Comme s'il avait peur que son illusion s'envole.
- J'veux dormir... Souffla-t-il alors que les larmes coulaient doucement sur son visage complètement défait.
Il ne sanglotait pas, mais sa voix était brisée. Il voulait dormir, oui, mais pas juste parce qu'il était fatigué. Il voulait oublier qu'un jour, il se réveillerait sans voir son hallucination à ses côtés. Il avait besoin d'aide et celle-ci disparaîtrait le jour où son esprit irait mieux, le jour où il serait moins épuisé.
- Alors dors, entendit-il.
Stiles aimait cette voix qui prenait des accents doux, juste pour le calmer. Il aimait ces bras dont il avait tant rêvé. Il aimait cette étreinte dont il avait tant besoin.

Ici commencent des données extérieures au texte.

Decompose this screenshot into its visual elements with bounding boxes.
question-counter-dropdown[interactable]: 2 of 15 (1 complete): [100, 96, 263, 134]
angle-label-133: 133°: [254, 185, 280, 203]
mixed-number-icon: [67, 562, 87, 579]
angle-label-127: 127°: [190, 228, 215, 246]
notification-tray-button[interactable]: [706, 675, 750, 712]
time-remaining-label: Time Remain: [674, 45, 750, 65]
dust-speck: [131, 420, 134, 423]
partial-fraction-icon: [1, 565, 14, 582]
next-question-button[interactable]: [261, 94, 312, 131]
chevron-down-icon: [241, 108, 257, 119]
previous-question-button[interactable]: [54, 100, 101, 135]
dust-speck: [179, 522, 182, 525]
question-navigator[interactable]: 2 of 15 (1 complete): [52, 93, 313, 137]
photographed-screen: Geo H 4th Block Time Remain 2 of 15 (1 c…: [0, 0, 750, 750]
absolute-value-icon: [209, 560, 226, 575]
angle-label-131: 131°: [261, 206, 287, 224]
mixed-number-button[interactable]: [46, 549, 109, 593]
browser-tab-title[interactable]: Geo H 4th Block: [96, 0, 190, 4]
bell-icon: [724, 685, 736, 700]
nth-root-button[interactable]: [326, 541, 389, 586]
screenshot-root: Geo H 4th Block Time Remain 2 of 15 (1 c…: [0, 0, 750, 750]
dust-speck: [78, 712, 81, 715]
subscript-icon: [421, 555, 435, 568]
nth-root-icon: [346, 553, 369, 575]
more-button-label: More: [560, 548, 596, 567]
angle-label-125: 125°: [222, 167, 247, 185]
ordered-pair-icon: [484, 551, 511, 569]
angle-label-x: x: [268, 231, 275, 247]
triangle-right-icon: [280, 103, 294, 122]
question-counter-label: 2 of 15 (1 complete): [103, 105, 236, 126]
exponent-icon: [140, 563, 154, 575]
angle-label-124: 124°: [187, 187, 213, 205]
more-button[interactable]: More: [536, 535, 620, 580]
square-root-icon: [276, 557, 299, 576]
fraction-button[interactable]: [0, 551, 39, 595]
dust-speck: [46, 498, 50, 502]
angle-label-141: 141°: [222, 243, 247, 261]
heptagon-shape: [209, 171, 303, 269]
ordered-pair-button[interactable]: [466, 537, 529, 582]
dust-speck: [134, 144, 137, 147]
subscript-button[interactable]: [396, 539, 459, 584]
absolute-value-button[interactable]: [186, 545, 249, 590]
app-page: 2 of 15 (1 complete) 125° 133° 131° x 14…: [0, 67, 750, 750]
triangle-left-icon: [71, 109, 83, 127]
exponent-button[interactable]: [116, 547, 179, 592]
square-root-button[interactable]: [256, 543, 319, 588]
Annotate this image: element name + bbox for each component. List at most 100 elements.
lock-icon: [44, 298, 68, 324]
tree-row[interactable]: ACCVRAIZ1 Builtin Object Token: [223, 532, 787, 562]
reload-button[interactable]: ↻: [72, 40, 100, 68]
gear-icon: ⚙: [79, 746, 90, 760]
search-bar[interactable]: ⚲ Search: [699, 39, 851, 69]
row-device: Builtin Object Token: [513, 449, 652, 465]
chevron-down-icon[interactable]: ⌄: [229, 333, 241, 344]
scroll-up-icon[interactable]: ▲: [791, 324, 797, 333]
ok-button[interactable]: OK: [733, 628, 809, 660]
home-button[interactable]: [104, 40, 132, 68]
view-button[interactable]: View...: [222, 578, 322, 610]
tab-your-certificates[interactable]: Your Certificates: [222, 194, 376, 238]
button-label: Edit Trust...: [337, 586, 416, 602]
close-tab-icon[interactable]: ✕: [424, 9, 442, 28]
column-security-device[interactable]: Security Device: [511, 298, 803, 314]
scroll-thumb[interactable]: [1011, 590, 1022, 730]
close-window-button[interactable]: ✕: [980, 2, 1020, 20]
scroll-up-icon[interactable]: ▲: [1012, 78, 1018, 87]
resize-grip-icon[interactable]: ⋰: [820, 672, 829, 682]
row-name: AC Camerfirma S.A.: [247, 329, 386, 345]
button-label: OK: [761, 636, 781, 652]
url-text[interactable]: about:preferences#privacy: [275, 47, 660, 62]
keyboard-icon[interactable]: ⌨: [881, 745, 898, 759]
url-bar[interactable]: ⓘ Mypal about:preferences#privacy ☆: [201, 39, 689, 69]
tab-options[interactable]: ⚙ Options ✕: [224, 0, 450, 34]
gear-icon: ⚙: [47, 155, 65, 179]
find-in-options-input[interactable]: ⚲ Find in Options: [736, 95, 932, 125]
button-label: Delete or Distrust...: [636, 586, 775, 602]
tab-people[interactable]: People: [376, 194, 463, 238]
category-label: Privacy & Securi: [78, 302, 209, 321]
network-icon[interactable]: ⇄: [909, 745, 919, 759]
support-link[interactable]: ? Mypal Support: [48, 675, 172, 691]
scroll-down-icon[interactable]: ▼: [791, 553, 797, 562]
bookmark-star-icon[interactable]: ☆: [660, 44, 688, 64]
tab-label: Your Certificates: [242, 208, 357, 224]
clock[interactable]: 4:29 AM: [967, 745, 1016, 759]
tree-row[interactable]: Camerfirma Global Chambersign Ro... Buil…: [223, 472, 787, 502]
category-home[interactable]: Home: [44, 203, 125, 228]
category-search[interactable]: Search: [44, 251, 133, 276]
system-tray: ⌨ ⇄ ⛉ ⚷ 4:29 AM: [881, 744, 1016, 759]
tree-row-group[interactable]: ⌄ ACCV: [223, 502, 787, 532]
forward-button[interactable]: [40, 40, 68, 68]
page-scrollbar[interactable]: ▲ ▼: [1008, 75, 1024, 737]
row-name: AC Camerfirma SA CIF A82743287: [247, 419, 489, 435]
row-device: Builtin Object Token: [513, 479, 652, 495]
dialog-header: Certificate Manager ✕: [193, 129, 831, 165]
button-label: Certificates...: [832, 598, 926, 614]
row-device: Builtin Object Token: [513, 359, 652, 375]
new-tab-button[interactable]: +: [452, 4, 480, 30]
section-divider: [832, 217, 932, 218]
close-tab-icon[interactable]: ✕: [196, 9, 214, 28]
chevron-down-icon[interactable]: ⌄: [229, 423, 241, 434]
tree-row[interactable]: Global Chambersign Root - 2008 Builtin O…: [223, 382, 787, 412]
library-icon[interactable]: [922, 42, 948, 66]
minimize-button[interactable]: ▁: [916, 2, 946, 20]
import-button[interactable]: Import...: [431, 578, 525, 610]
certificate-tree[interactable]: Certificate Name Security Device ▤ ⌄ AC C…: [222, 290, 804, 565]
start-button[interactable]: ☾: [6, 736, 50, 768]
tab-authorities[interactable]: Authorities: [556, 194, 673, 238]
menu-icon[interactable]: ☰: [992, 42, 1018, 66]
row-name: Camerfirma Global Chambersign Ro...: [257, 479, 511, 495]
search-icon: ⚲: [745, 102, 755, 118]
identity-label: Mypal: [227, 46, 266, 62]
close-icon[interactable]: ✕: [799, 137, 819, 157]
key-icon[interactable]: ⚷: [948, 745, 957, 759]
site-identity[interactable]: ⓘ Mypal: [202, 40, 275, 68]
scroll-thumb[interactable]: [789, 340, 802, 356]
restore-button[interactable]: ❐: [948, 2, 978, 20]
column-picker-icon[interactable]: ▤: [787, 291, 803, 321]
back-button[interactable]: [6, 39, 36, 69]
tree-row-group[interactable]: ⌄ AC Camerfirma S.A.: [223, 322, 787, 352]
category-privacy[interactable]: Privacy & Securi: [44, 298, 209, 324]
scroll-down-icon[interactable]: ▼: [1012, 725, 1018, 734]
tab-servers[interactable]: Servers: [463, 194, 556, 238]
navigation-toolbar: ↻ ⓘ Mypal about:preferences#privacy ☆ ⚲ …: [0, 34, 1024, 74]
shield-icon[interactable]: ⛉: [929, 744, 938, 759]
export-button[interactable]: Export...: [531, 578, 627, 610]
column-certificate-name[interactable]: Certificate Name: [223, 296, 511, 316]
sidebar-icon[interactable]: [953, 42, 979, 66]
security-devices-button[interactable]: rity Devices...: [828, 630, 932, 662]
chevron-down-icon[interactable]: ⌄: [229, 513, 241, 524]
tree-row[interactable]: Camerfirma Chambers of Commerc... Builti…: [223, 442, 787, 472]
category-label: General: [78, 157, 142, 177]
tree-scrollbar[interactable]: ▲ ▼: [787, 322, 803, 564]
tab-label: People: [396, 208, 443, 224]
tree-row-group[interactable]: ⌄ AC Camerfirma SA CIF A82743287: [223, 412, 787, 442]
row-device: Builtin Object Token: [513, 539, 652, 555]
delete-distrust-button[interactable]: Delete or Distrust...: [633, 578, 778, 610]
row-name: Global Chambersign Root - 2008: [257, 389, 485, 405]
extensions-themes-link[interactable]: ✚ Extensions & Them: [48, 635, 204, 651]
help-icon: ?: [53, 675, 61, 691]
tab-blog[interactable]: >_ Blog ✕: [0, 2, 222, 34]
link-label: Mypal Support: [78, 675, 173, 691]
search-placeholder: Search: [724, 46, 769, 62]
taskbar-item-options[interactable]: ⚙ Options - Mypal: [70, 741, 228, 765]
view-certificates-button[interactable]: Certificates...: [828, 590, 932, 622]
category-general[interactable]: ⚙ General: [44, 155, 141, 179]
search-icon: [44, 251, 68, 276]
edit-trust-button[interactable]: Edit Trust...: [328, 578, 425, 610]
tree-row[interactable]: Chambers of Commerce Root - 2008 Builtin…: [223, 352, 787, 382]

Mais ce qu'il aimait par-dessus tout, c'était avoir l'impression de compter. Pour quelqu'un qui n'existait pas, mais ce n'était pas grave. Il en profiterait jusqu'à ce qu'elle disparaisse. Il ferma les yeux. Il pourrait s'endormir, là, dans ce cocon protecteur. Et c'était ce qu'il allait faire. Sans doute se réveillerait-il seul – son illusion ne lui apparaissait pas toujours tout de suite – et ce serait difficile, mais tant pis.
- Je reste avec toi, Stiles, souffla la voix.
- Pour combien de temps ? Murmura-t-il douloureusement.
Derek ne répondit pas tout de suite, mais se surprit à déposer un baiser protecteur sur ses cheveux. Il avait mal au cœur, profondément, mais ce n'était pas le moment de s'apitoyer. C'était Stiles qui souffrait, Stiles qui devait comprendre que tout ce qu'il pensait était faux. D'un autre côté, Derek savait qu'il devrait remettre les pendules à l'heure du côté de la meute, qui avait sans doute tout entendu et c'était tant mieux. Leur ouvrir les yeux à leur tour ne leur ferait pas de mal.
- Je ne partirai pas, finit-il par lui dire doucement, sans cesser ses caresses.
Stiles couina, comme si ces paroles lui faisaient mal. Pour autant, il ne bougea pas, resta fermement accroché à sa bouée de sauvetage.
- Dis pas des choses comme ça... Se plaignit-il sans rouvrir les yeux.
- Pourquoi ?
- Parce que tu respecteras pas ta parole. Quand j'aurai retrouvé toute ma tête, quand j'irai mieux, tu disparaîtras. Tu seras plus là et je serai de nouveau seul.
Stiles décrocha l'une de ses mains une seconde, le temps d'essuyer ses joues sommairement. Puis, il se lova d'autant plus contre le loup, qui gardait un air interdit, comme s'il ne savait pas comment réagir. Comme s'il avait beaucoup trop de choses à assimiler. Il se permit toutefois une chose : il resserra doucement son étreinte sur l'hyperactif, en se promettant de lui prouver qu'il avait son importance et qu'il ne serait plus seul. Maintenant qu'il savait, il allait faire quelque chose. S'il avait obtenu les confessions de Stiles sans forcer, ce qui était une bonne chose, l'hyperactif continuait de le considérer comme une hallucination et ça, ce n'était pas top.
- Tu vois ? Tu peux pas être réel. Le vrai Derek m'aurait envoyé balader depuis longtemps, souffla Stiles en riant amèrement.
Le loup accusa le coup. Ok, ça faisait mal, mais il comprenait. Il l'avait mérité. Autrefois, il fallait avouer qu'il n'était pas des plus tendres, en particulier avec lui, mais il était sûr d'une chose, et pas des moindres.
- Tu te trompes, fit-il en rentrant dans son jeu. Le vrai Derek te serrerait dans ses bras comme je le fais actuellement.